If the U/Free haven’t helped the Thomassi with their defences, then their luck is extraordinary. We’re already fighting a losing battle.
Most of the heavy copters are dropping their cargo, and the first new-model Tuskers are grinding their way up the spiral. I can almost taste the static of their engines and the slap of their tracks.
‘Sven,’ my SIG says. ‘You might want-’
‘Down,’ I order. When Aptitude doesn’t move, I grab her wrist and drag her to the deck. Vijay follows after. Not sure where Debro and Neen are, but he’d better be keeping her safe.
‘Stay down,’ I shout, when the colonel raises his head. ‘Sir.’
Banking, one of the combat copters screams over the H-pad, its guns spinning as bullets slap across our deck, churning up bitumen and cutting a mortar man in two. Small-arms fire follows it into the distance, and it chaffs the only rocket to come close.
‘Fuck,’ Aptitude says.
The deck around us is a mess of spilt blood, crouching men and spent cases from the copter’s chain gun.
‘I imagine,’ the SIG says, ‘it’ll be back for more.’
‘Sir,’ I tell General Luc, ‘you must take Colonel Vijay through the gate.’
The Wolf goes utterly still.
‘What gate would that be?’ he asks finally.
His words are so quiet only I can hear them. General Luc’s fingers are round the handle of his pistol, and he’s already flicked safety. Vijay Jaxx fidgets behind me, as the SIG switches clips with an over-loud click.
‘Of course,’ I say, ‘we’ll need the key.’
The general’s eyes widen at that. Slowly, so he can follow my movements, I undo the top two buttons on my shirt and tug free my dog tags.
‘Where did you get that?’
‘From a friend.’
The general laughs sourly. ‘Any other surprises?’

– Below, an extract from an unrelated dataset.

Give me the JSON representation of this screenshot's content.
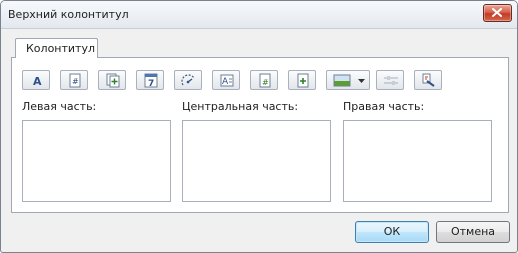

Battle is raging above us. It sounds as if the Wolf Brigade are using up their entire stock of missiles; but sometimes there’s no point saving ammunition for later, and I think we understand this is one of those times.
All the same, raging battle or not, I move slowly as I dip my hand into my jacket pocket and extract the planet buster, its top still open.
‘Fuck,’ General Luc says.
The first time I’ve heard him swear.
‘Sven,’ Colonel Vijay says, ‘you might want to disarm that.’
At his suggestion, I flip the lid shut, twist the enamel ring below the button and stand down the planet buster.
‘I take it you were planning to withdraw your parole?’
When I nod, the Wolf smiles.
Only three people on this planet know how a buster works, and two of them have forgotten, that’s what Leona told me. It involves what General Luc’s hex gate and the U/Free’s ships involve. A folding of space so things that exist on one plane exist on another as well. Or, in the case of my planet buster, stop existing at all.
‘Took it from the Uplifted,’ I say, in answer to his next question.
‘Never reported it?’
‘Kept it as an insurance policy.’
A simplification of the last few months of my life.
‘Sir,’ I say, ‘Paper doesn’t know this exists. So it must be the hex gate that stops them bombing the shit out of us.’
A dozen questions fight for air time. The first out of General Luc’s mouth is, ‘What’s Paper Osamu got to do with this?’